It was about this time two years ago. My son wasn’t even quite three, but I was panicked.
Preschool registration was nearly in full-swing and I felt completely lost. I was certain that Conlan would be ready for preschool by September and I knew I wanted him in a classroom environment but I didn’t know where to begin.
As the first step on his formal educational journey, I literally viewed this preschool decision as the determining factor in his future college acceptance and ultimate career success. Oh, the pressure!
As much as I love Google for solving the majority of my life and parenting problems, it was no help whatsoever in my preschool search. It just overwhelmed me more.
I asked friends for recommendations. I tried to figure out what appropriate evaluation criteria were for a preschool. I made lists. I made phone calls. I sent emails. I researched licensing reports and violations. And, every day for two weeks, I visited a different preschool on my lunch hour.
It was crazy-making. Long story short, I found a preschool that my son, my husband, and I all loved.
But now it’s confession time.
When all was said and done I was shocked to discover that my ultimate preschool decision had practically nothing to do with academics.
So, to make this process a bit less painful for the next round of mothers I’ve come up with a few guidelines on how to approach the process.
1. Identify your needs. These are things that your preschool must have. What do you and your child need to make preschool happen logistically? For example, mine had to have a 5-day per week program with a full-day childcare option available. Do you need an afternoon class because of nap schedules? Transportation? Valet drop-off? Extended care options? No class on Fridays?
2. Evaluate your priorities. Why are you sending your child to preschool? For me, I eventually admitted it wasn’t about academics. I really just wanted my kiddo to spend the day with a group of his peers, start to learn the social and procedural expectations around going to school, have fun…and maybe learn a few things.

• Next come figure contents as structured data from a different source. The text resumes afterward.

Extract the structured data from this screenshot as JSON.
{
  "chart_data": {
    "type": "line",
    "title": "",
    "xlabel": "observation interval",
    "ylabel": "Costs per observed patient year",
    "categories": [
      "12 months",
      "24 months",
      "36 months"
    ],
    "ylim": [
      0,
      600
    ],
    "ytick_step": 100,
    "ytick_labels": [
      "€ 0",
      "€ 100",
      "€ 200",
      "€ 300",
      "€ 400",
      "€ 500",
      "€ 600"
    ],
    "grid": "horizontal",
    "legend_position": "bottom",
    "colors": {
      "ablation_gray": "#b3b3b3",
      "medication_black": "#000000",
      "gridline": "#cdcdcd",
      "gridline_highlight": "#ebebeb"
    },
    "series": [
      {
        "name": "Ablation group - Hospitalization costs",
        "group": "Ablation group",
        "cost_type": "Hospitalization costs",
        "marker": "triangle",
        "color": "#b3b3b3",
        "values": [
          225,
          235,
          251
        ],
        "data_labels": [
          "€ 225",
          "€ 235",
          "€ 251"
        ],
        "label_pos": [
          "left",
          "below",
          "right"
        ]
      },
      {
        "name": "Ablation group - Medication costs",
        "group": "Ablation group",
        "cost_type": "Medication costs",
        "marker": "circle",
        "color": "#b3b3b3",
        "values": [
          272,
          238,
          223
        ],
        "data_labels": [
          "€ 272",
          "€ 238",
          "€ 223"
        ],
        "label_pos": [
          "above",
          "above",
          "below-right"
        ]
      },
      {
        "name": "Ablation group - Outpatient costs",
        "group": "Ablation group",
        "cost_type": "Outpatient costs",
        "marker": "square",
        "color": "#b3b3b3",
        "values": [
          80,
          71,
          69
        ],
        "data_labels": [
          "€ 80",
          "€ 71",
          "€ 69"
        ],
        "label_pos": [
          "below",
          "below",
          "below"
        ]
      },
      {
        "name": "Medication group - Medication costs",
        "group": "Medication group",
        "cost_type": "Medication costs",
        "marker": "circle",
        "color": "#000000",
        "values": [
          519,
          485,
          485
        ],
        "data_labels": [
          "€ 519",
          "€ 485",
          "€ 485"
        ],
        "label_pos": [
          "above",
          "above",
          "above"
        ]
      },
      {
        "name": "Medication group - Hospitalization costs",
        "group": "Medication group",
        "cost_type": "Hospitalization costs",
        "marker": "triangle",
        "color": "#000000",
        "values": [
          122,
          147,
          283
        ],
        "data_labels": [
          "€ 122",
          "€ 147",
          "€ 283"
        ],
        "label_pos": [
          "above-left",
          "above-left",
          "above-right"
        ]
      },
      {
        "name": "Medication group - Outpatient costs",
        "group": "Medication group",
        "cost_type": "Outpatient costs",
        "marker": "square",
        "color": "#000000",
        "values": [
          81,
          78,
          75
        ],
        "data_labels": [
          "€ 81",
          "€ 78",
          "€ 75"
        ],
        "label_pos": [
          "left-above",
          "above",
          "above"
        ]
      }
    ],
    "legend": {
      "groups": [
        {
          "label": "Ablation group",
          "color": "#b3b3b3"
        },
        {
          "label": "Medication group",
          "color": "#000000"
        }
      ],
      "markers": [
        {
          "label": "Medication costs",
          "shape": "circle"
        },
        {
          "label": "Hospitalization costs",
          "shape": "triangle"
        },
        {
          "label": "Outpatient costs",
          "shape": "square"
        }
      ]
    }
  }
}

I strongly preferred a Christian framework but it wasn’t my only criteria. Imagine your little one in a preschool classroom and identify what you’re really looking for. It might be strong academics, but it might not be.
3. Set your budget. Review your household budget and determine what you can reasonably afford for preschool. Identify your preferred amount, but also your firm we-will-absolutely-not-spend-more-than-this amount on the upper end.
4. Do the hard work. Now that your needs, wants, and budget are set, it’s time to get organized and get to work. Talk to friends, post a call for recommendations on Facebook, do an internet search…this is the hardest part. Make a list of all the preschools you hear about and start your research. Immediately eliminate any that don’t meet your needs, your top wants, or are over your budget. Once you have your list narrowed down a bit, attend open houses and schedule visits.
5. Trust your instincts. At the end of the day, trust yourself. Trust the way you feel when you talk to the teachers, your impressions of the classroom layout, and your thoughts about how your little one responds to the school. The peace you have in your heart should be the biggest factor in your preschool decision. Because – in reality – it’s only preschool.
Let me finish this off with something to reassure you. We’re now on the cusp of kindergarten, and I’m busy reviewing the “Kindergarten Readiness Survey.” You know what’s on there? Nothing shocking. Letter and sound recognition, social skills, the ability to separate. He doesn’t need to be reading, do multiplication, or have the Periodic Table memorized.
So take a deep breath, mamas, and give yourself some grace. You’ll find the right one. But remember – it’s only preschool.